Sensação de déjà vu

Sensação de déjà vu

Não espere que algum prócer petista venha a público externar a insatisfação existente intramuros, mas ela existe.

Guilherme Baumhardt

publicidade

Muitos talvez não lembrem e os mais novos provavelmente não sabem, mas a década de 1990 foi turbulenta na política do Rio Grande do Sul, especialmente em função de uma pessoa e de uma medida tomada pelo governo à época. A secretária em questão era Neuza Canabarro, titular da pasta da Educação. Ela era, também, a primeira-dama do Estado, esposa do então governador Alceu Collares. O problema? O calendário rotativo implantado na rede pública de ensino.

A essência da ideia não era ruim. Implantar dois ou até três anos letivos dentro de um único ano, otimizando assim as estruturas existentes – salas de aula, bibliotecas, etc. Eram outros tempos, com aumento da população e número crescente de alunos. O número de dias letivos também era menor. Com isso, era possível estabelecer a seguinte prática: enquanto alguns alunos estudavam, outros estavam em férias.

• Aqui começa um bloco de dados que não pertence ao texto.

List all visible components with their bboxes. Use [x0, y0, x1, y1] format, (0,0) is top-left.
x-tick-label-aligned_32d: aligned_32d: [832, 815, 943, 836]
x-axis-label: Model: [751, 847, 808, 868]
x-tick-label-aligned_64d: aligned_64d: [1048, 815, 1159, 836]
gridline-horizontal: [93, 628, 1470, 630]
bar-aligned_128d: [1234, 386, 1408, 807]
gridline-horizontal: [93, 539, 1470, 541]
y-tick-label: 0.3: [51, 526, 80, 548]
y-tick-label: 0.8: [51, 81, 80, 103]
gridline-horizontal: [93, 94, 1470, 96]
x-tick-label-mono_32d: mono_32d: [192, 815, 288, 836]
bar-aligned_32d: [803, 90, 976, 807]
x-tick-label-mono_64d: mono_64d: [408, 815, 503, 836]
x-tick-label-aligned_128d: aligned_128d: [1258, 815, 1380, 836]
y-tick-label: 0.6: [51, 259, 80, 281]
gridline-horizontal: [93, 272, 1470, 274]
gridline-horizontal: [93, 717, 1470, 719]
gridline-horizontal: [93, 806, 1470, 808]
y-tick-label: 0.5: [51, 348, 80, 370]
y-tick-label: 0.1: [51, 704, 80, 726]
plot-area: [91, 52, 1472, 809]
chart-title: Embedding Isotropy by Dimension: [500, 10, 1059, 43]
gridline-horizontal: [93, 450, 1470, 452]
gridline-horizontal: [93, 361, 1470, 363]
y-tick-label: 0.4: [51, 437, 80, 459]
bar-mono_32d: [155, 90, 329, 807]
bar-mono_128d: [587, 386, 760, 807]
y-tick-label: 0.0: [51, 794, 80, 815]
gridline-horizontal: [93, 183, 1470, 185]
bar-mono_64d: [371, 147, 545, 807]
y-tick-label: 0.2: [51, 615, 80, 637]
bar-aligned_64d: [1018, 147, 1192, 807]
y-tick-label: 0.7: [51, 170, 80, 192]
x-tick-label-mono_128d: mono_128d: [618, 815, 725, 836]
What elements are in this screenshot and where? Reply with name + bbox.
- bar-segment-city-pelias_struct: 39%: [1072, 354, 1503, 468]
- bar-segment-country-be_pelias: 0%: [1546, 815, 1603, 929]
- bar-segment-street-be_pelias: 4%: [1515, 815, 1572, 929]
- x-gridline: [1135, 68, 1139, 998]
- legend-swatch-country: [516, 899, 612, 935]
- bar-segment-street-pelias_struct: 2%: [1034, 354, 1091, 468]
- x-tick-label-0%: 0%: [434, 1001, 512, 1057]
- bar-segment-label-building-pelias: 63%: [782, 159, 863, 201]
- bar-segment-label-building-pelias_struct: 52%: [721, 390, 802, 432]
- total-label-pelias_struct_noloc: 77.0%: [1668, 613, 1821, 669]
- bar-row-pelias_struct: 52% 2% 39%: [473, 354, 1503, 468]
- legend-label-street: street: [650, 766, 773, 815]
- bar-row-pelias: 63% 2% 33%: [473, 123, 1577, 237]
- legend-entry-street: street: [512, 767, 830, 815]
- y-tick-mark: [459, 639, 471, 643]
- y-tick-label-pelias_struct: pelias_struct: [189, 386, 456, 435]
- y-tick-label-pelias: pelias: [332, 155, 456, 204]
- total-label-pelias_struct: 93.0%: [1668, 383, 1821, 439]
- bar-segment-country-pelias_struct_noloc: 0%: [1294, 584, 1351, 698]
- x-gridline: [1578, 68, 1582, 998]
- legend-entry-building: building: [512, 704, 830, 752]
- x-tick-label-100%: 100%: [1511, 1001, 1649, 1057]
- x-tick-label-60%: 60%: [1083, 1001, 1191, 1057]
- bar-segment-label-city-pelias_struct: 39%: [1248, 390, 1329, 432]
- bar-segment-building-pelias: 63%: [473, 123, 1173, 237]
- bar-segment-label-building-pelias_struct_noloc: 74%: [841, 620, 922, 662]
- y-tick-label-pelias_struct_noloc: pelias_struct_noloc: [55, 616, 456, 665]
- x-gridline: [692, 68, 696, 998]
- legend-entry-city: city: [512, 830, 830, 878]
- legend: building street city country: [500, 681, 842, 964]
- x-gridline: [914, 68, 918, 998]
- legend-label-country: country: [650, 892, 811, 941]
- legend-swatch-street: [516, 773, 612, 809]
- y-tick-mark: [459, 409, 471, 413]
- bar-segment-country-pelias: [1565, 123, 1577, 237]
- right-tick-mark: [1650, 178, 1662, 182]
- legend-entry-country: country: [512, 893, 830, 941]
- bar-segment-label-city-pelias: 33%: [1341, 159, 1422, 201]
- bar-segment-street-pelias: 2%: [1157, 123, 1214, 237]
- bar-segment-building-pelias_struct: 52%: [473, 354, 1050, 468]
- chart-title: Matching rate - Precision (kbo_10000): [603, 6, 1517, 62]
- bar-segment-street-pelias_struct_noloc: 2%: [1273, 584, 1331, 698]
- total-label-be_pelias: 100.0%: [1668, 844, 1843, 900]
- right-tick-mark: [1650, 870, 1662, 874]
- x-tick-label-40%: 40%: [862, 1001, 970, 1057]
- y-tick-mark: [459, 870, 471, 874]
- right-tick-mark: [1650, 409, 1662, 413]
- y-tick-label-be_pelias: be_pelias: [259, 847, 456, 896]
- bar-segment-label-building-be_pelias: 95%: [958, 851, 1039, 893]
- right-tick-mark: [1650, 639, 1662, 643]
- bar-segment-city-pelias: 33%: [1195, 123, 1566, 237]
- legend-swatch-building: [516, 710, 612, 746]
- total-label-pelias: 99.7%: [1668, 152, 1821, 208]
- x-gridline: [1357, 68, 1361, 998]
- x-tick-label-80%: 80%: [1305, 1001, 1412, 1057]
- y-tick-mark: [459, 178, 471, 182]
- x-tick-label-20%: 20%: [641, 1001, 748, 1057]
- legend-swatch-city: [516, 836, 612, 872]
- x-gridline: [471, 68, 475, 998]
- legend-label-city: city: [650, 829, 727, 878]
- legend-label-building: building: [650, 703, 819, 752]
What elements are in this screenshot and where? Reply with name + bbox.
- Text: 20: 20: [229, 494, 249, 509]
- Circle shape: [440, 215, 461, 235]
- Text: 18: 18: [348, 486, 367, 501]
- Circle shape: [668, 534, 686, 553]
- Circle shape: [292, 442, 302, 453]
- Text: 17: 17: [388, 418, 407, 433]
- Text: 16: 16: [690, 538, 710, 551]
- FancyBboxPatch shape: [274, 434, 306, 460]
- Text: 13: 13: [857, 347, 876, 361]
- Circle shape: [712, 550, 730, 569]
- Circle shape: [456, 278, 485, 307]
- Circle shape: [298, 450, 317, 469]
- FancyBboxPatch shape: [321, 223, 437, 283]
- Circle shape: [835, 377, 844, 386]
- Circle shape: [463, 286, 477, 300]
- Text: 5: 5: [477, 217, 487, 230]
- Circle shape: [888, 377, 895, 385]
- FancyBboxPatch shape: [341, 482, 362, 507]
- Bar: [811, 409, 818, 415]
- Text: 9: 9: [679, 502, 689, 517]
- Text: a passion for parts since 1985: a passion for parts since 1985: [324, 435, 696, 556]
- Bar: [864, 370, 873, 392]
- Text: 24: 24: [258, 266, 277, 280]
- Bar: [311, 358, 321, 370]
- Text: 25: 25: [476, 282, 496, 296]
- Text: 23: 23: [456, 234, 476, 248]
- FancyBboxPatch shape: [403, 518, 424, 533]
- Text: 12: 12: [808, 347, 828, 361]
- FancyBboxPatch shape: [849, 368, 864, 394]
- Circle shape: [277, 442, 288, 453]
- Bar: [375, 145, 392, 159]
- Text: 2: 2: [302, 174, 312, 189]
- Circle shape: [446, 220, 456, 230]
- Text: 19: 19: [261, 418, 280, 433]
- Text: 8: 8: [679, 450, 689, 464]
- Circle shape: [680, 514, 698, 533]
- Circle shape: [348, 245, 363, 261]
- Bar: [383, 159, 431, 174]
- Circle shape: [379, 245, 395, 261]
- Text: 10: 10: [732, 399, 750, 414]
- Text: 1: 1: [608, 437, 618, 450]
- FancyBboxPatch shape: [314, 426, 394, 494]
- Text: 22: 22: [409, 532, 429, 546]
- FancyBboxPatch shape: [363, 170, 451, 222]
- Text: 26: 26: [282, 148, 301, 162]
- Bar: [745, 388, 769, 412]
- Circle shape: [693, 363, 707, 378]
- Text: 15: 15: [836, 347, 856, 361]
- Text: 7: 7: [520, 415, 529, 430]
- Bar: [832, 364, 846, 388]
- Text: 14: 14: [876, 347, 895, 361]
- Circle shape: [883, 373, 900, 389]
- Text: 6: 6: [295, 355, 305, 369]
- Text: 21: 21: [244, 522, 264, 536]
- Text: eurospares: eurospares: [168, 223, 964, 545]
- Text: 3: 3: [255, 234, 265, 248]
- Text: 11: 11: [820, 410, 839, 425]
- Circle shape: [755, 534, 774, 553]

Na vida real, o calendário rotativo bagunçou a organização das famílias. Enquanto um filho estava no calendário A, o outro estava no calendário B. E, com isso, as férias de verão ficaram inviáveis. E, como todos sabemos, gaúcho não vive sem praia, nem que seja para passar duas semanas em algum balneário entre Cassino e Torres. O desgaste do governo Collares aumentava dia após dia. Não havia secretário ou conselheiro político capaz de convencer o governador a cancelar a medida e muito menos retirar do comando da Educação a primeira-dama.

Faço o resgate para estabelecer um paralelo com o que ocorre hoje no governo federal. Não comparo pessoas, mas a situação em si. Alceu Collares (felizmente) não é Lula. E Neuza Canabarro nem de longe lembra Janja. Mas as informações que chegam de Brasília demonstram o grau de insatisfação de ministros e pessoas próximas a Lula com a ostensiva presença da atual primeira-dama. A corda está cada vez mais esticada.

Se você acha que é um exagero, procure a foto oficial da visita de Lula ao colega norte-americano, Joe Biden. No Salão Oval da Casa Branca, na imagem que geralmente traz apenas o anfitrião e o visitante, lá está ela, em meio aos dois. Sim, Janja! No episódio da compra de móveis para o Palácio da Alvorada, mais uma vez. O embate, nesse caso, foi com o ministro-chefe da Casa Civil, Rui Costa.

Há outras situações, todas elas no mesmo sentido: de uma primeira-dama com alto poder de influência sobre o presidente da República.

Alguns acreditam que se trata de uma estratégia lulista, de criar um antídoto para uma eventual candidatura de Michelle Bolsonaro à Presidência da República, em 2026 – principalmente se Jair Bolsonaro for considerado inelegível. Janja seria o nome. Ainda assim, fica a pergunta: combinaram isso com os russos? Há mulheres na esquerda e dentro do próprio PT que adorariam receber essa “benção” e serem ungidas por Lula. A começar pela própria presidente da sigla, a deputada federal Gleisi Hoffmann.

Para bobo Lula definitivamente não serve. Collares também não. Mesmo assim, o ex-governador gaúcho não soube fazer a leitura correta, na época, e acabou ofuscando conquistas da sua gestão ao manter teimosamente a esposa em uma posição de destaque, algo que gerou enorme desgaste para o governo. Mais até do que a CPI liderada pelo PT, na Assembleia Legislativa.

Não espere que algum prócer petista venha a público externar a insatisfação existente intramuros, mas ela existe. Resta saber se Lula sucumbirá como Collares, 30 anos atrás. Enquanto o problema for interno, o petista resolve, porque o PT anda a reboque do que ele faz e diz. O problema, de fato, existirá quando resultados ruins impactarem a sua gestão e imagem. A compra dos móveis talvez tenha sido apenas o primeiro de uma série. A conferir.